Washington D.C.
El presidente Roosevelt escuchaba el informe del Estado Mayor con el ceño fruncido. Las noticias de la caída de Alejandría habían generado un seísmo diplomático. Pero Estados Unidos seguía sin estar oficialmente en guerra.
—El Lend-Lease está funcionando a pleno rendimiento —dijo el secretario de Marina—. Pero los británicos están al límite. Egipto ha caído.
—¿Y Churchill?
—No va a rendirse. Pero no le queda mucho con qué resistir.
Roosevelt se levantó. Caminó hasta el mapa. Luego habló con calma:
—Muy bien. Entonces será mejor que estemos preparados para cuando la guerra llame a nuestra puerta. Porque lo hará.
Tokio
El alto mando imperial se reunía en silencio. Alejandría ya no era un punto colonial británico: era un símbolo de que el equilibrio mundial estaba cambiando.
—Los alemanes cumplen —dijo el almirante Yamamoto—. Nosotros no podemos quedarnos atrás.
Los planes para atacar Filipinas y Pearl Harbor se estaban ultimando. La guerra con la URSS se había descartado por el momento: los soviéticos aguantaban con tenacidad y habían reforzado Siberia antes de tiempo.
—Ahora le toca al Pacífico —murmuró un general—. Golpearemos donde más les duela.
Moscú
Stalin repasaba los mapas. Los alemanes avanzaban, sí, pero no como esperaban.

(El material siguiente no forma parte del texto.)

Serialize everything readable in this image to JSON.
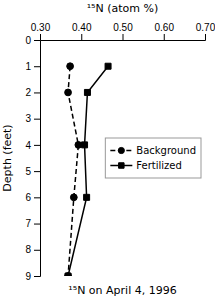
{
  "chart_data": {
    "type": "line",
    "x_label": "¹⁵N (atom %)",
    "y_label": "Depth (feet)",
    "annotations": [
      "¹⁵N on April 4, 1996"
    ],
    "xlim": [
      0.3,
      0.7
    ],
    "ylim": [
      9,
      0
    ],
    "xticks": [
      {
        "value": 0.3,
        "label": "0.30"
      },
      {
        "value": 0.4,
        "label": "0.40"
      },
      {
        "value": 0.5,
        "label": "0.50"
      },
      {
        "value": 0.6,
        "label": "0.60"
      },
      {
        "value": 0.7,
        "label": "0.70"
      }
    ],
    "yticks": [
      0,
      1,
      2,
      3,
      4,
      5,
      6,
      7,
      8,
      9
    ],
    "grid": false,
    "legend": "center right",
    "series": [
      {
        "name": "Background",
        "color": "#000000",
        "marker": "circle",
        "line_style": "dashed",
        "x": [
          0.373,
          0.368,
          0.393,
          0.382,
          0.368
        ],
        "values": [
          1,
          2,
          4,
          6,
          9
        ]
      },
      {
        "name": "Fertilized",
        "color": "#000000",
        "marker": "square",
        "line_style": "solid",
        "x": [
          0.465,
          0.415,
          0.408,
          0.413,
          0.368
        ],
        "values": [
          1,
          2,
          4,
          6,
          9
        ]
      }
    ]
  }
}
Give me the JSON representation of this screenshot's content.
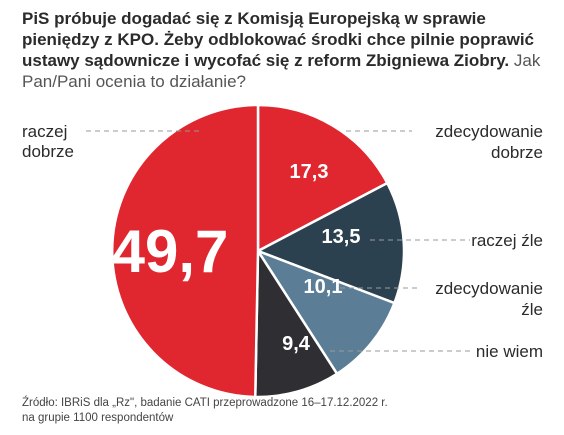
{
  "title": {
    "bold": "PiS próbuje dogadać się z Komisją Europejską w sprawie pieniędzy z KPO. Żeby odblokować  środki chce pilnie poprawić ustawy sądownicze i wycofać się z reform Zbigniewa Ziobry.",
    "question": "Jak Pan/Pani ocenia to działanie?"
  },
  "source": {
    "line1": "Źródło: IBRiS dla „Rz\", badanie CATI przeprowadzone 16–17.12.2022 r.",
    "line2": "na grupie 1100 respondentów"
  },
  "chart_data": {
    "type": "pie",
    "slices": [
      {
        "label": "raczej dobrze",
        "value": 49.7,
        "display": "49,7",
        "color": "#e0262f"
      },
      {
        "label": "zdecydowanie dobrze",
        "value": 17.3,
        "display": "17,3",
        "color": "#e0262f"
      },
      {
        "label": "raczej źle",
        "value": 13.5,
        "display": "13,5",
        "color": "#2c4150"
      },
      {
        "label": "zdecydowanie źle",
        "value": 10.1,
        "display": "10,1",
        "color": "#5b7d95"
      },
      {
        "label": "nie wiem",
        "value": 9.4,
        "display": "9,4",
        "color": "#2e2e33"
      }
    ],
    "labels": {
      "raczej_dobrze_1": "raczej",
      "raczej_dobrze_2": "dobrze",
      "zdec_dobrze_1": "zdecydowanie",
      "zdec_dobrze_2": "dobrze",
      "raczej_zle": "raczej źle",
      "zdec_zle_1": "zdecydowanie",
      "zdec_zle_2": "źle",
      "nie_wiem": "nie wiem"
    }
  }
}
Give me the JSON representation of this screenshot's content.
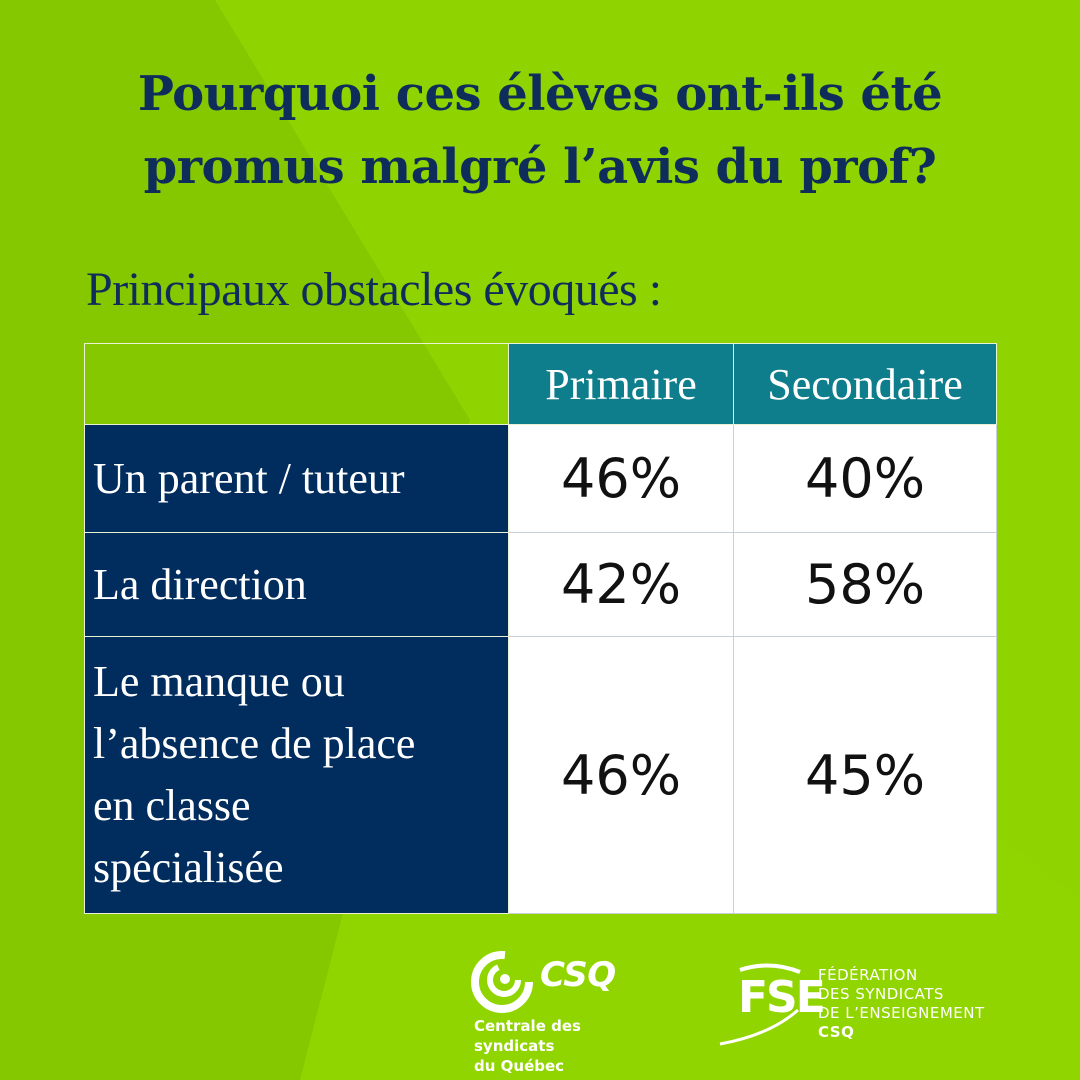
{
  "title": {
    "line1": "Pourquoi ces élèves ont-ils été",
    "line2": "promus malgré l’avis du prof?"
  },
  "subtitle": "Principaux obstacles évoqués :",
  "colors": {
    "background": "#8fd400",
    "title": "#0f2d5a",
    "header_teal": "#0e7d8c",
    "row_navy": "#002d5e",
    "cell_white": "#ffffff"
  },
  "chart_data": {
    "type": "table",
    "columns": [
      "Primaire",
      "Secondaire"
    ],
    "rows": [
      {
        "label_lines": [
          "Un parent / tuteur"
        ],
        "values": [
          "46%",
          "40%"
        ]
      },
      {
        "label_lines": [
          "La direction"
        ],
        "values": [
          "42%",
          "58%"
        ]
      },
      {
        "label_lines": [
          "Le manque ou",
          "l’absence de place",
          "en classe",
          "spécialisée"
        ],
        "values": [
          "46%",
          "45%"
        ]
      }
    ]
  },
  "logos": {
    "csq": {
      "name": "CSQ",
      "subtitle_line1": "Centrale des syndicats",
      "subtitle_line2": "du Québec",
      "icon": "csq-swirl-icon"
    },
    "fse": {
      "mark": "FSE",
      "line1": "FÉDÉRATION",
      "line2": "DES SYNDICATS",
      "line3": "DE L’ENSEIGNEMENT",
      "line4": "CSQ",
      "icon": "fse-mark-icon"
    }
  }
}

Gracias a la previsión de un ataque coordinado, el Ejército Rojo había reforzado su línea sur mucho antes del verano.
—No han entrado como cuchillo en mantequilla. Y ya no lo harán —dijo, seco.
La guerra se había estancado en muchos sectores. Pero el frente del sur seguía siendo un riesgo. Se empezaban a escuchar nombres malditos en los informes del GRU: el Don, el Volga, Stalingrado.
Berlín
Guderian y Speer estaban satisfechos, pero no confiados. La victoria africana era importante, pero la guerra total seguía adelante.
—El canal está cerca, pero el Este es la clave —dijo Guderian.
Las divisiones se reorganizaban. La primavera y el verano serían el escenario de una ofensiva brutal. Las puntas de lanza del Reich ya se aproximaban a las estepas del Volga.
—La batalla decisiva aún está por llegar —advirtió Speer.
Y lo sabían todos.
Madrid
Franco mantenía su equilibrio habitual. Por un lado, la Falange presionaba para un compromiso mayor. Por otro, los sectores conservadores exigían prudencia.
—Que sigan combatiendo los que necesitan la gloria —dijo el Caudillo a su círculo.
Mientras tanto, las tropas españolas seguían luchando junto al Eje. Eran pocas, pero estaban presentes en África y en sectores auxiliares del frente ruso.
—Colaboramos. Pero sin firmar nada —insistía Franco.
Y así España se mantenía en la guerra… sin estar en guerra.
Londres
El gabinete británico estaba al borde del colapso. Las reservas escaseaban. Alejandría había sido su última gran apuesta en África.
Churchill se negaba a ceder. Pero los informes del Foreign Office eran demoledores: la población civil estaba cansada, los recursos escaseaban, y Estados Unidos aún no disparaba un solo tiro.
—¿Qué haremos? —preguntó un asesor.
—Resistir —dijo Churchill, sin pestañear—. Y rezar porque los alemanes cometan un error.